Robot collision detection device and method

Technical Field

The invention relates to a robot collision detection device and a collision detection method.

Background

The safety performance of the robot is of great importance in the human-computer interaction process, and the safety performance of the robot is directly determined by the machine collision detection capability. At present, the methods commonly adopted by robot collision detection can be divided into three methods, namely collision detection based on a current loop, collision detection based on a joint torque sensor and collision detection based on electronic skin. The collision detection based on the current loop is to estimate the external force applied to the robot by combining the torque feedback information of the current loop on the basis of identifying the dynamic model of the robot and judge whether the robot collides; the collision detection based on the joint torque sensor directly estimates the external force applied to the robot according to the feedback information of the joint torque sensor, and judges whether the robot collides; the electronic skin based collision detection is to estimate whether the robot is subjected to external force or not according to the detection information of the pressure sensor in the electronic skin on the surface of the robot and judge whether the robot collides or not.
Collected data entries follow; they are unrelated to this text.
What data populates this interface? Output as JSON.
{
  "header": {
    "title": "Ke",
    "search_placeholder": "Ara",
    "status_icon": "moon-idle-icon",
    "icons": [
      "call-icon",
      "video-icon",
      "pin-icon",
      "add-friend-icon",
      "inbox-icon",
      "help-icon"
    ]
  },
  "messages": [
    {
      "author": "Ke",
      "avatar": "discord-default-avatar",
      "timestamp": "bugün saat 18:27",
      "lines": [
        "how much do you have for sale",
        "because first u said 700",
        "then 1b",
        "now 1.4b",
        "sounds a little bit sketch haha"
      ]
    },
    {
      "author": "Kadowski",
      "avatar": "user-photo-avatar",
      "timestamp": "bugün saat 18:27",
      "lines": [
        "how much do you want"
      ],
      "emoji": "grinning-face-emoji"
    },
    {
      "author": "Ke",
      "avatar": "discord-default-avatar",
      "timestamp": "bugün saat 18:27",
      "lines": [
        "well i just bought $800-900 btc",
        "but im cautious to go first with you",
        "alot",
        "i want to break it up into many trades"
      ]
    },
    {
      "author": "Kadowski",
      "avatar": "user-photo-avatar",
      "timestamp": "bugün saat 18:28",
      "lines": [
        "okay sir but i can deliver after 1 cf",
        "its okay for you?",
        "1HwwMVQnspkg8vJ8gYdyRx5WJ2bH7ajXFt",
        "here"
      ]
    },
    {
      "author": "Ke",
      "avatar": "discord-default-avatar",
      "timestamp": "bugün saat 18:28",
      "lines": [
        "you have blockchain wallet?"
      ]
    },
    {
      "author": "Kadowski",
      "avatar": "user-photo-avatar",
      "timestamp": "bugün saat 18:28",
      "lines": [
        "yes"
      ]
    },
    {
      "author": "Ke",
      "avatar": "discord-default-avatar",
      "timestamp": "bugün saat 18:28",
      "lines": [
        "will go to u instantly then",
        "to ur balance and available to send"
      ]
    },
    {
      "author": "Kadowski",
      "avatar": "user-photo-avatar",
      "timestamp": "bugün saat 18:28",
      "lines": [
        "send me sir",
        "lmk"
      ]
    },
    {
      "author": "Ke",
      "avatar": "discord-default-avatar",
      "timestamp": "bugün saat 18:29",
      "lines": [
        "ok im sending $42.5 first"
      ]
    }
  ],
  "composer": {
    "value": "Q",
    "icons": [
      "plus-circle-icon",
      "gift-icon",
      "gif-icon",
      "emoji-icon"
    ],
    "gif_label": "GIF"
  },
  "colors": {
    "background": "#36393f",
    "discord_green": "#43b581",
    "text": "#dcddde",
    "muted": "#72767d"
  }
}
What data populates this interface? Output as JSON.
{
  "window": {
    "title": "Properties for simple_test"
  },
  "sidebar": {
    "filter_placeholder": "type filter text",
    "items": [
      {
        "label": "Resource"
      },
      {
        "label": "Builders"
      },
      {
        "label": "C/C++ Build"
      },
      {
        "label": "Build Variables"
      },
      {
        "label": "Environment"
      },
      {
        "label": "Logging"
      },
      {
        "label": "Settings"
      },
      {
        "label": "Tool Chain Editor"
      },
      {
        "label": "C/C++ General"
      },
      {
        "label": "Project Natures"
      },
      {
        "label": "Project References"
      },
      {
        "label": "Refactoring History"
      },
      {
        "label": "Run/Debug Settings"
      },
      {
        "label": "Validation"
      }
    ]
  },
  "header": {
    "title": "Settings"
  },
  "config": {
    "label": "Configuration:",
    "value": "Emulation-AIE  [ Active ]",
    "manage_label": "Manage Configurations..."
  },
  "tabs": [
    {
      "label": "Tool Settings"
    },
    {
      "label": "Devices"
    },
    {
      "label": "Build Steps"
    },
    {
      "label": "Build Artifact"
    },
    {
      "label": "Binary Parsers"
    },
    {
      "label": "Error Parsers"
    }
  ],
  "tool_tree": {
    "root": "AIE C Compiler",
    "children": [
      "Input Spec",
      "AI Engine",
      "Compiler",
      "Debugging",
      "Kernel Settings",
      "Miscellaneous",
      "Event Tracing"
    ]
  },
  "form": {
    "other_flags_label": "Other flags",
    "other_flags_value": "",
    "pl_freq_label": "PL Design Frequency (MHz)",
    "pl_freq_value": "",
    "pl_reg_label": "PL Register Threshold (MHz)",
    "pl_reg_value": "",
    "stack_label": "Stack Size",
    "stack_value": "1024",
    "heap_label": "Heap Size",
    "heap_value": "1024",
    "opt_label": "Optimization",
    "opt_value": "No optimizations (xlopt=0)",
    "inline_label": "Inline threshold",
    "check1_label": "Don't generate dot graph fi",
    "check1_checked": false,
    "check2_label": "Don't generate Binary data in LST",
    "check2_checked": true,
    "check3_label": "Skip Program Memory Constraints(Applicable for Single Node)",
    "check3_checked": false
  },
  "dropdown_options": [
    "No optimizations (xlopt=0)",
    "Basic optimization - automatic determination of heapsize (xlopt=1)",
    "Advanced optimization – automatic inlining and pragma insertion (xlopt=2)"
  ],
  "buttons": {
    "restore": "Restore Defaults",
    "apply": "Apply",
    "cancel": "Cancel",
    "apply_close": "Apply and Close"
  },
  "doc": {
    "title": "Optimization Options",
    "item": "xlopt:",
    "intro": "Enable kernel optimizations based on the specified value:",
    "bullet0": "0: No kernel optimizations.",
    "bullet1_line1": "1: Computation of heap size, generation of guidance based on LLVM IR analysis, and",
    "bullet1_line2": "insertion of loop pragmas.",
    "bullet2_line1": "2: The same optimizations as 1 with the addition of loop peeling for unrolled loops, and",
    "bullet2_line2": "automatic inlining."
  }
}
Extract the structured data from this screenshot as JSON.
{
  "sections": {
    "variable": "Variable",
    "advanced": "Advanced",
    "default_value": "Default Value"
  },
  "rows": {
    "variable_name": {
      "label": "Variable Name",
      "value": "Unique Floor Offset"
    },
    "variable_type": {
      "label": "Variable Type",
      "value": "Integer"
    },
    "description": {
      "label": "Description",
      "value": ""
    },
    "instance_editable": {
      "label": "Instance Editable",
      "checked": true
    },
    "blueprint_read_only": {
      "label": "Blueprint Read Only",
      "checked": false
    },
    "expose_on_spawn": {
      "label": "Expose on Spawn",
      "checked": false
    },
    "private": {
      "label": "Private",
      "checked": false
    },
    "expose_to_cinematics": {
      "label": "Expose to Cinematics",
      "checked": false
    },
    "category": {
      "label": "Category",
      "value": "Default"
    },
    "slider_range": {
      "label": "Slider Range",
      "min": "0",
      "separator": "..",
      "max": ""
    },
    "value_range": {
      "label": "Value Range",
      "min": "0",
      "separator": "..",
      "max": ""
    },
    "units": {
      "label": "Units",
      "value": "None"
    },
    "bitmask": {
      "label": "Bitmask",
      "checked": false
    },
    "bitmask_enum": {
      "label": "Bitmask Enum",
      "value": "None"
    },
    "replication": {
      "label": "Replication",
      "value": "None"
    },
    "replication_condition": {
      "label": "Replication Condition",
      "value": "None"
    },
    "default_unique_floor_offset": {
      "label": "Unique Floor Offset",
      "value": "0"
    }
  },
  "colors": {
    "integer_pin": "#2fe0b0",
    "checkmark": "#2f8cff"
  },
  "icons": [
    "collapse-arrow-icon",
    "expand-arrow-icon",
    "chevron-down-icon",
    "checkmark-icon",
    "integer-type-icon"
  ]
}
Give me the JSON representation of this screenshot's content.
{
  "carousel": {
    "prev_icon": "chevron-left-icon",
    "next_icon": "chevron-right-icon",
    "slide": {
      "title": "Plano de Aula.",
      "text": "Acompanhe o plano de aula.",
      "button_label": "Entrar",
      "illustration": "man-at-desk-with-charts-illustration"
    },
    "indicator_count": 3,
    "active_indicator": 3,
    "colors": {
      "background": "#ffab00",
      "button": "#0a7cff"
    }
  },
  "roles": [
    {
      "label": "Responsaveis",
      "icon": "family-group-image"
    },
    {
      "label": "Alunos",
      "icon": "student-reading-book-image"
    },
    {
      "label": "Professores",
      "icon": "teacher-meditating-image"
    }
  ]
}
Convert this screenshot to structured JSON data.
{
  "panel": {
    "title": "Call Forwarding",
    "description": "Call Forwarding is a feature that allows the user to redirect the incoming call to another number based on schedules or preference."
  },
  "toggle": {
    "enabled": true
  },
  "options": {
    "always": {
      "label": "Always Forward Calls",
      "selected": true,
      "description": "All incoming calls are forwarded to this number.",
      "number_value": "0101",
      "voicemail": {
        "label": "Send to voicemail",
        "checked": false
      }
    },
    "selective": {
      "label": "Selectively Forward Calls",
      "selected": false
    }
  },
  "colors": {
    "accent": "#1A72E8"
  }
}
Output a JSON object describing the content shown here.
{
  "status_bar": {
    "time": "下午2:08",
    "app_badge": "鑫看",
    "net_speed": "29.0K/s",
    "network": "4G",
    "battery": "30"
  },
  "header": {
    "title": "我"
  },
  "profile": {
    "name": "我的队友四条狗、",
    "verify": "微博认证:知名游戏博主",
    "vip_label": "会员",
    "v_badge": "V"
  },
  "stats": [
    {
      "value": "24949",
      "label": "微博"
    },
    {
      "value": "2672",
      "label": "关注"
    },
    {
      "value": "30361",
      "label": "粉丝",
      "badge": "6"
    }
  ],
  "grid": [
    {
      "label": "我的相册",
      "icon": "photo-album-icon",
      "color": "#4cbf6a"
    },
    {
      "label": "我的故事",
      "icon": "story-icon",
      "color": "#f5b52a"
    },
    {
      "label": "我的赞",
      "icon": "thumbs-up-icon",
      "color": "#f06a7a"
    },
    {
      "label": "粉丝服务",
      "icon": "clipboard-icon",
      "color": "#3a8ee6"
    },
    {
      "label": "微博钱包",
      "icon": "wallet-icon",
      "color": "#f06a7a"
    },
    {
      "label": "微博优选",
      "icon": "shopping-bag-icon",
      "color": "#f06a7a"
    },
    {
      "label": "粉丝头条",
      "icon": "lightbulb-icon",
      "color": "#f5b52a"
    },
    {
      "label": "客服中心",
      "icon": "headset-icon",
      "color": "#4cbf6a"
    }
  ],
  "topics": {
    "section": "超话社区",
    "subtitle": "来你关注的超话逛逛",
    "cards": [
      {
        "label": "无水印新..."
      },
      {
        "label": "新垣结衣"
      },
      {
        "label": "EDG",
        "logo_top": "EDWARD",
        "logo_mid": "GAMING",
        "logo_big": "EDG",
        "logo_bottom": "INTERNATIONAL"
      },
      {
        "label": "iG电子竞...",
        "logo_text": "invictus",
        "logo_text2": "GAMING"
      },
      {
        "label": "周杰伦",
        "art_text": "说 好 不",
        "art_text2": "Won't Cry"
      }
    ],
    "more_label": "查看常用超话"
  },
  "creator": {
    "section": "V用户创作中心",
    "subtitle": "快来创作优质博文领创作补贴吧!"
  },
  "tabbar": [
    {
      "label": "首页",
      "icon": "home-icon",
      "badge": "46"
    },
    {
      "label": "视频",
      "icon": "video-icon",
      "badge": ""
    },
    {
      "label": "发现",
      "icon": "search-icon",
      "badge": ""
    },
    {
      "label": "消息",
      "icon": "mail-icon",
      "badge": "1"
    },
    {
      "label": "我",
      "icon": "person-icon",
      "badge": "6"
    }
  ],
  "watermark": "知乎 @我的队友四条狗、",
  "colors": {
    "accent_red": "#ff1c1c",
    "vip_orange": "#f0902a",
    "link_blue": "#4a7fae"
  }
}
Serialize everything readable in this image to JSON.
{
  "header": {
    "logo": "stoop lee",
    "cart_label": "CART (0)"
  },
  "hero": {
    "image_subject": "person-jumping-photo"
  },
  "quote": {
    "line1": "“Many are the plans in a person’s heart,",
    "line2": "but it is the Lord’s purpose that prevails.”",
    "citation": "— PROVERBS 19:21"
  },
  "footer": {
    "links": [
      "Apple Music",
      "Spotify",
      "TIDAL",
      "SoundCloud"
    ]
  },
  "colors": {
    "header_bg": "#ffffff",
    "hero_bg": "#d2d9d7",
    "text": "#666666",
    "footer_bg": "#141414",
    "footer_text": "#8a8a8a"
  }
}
However, since the complex kinetic model of the robot is difficult to be accurately identified, the current loop-based collision detection method has low sensitivity and reliability. In addition, since the torque sensor and the electronic skin are expensive, the cost will be sharply increased when they are used in a robot in large quantities, and thus it is difficult to widely apply the joint torque sensor-based collision detection and the electronic skin-based collision detection method.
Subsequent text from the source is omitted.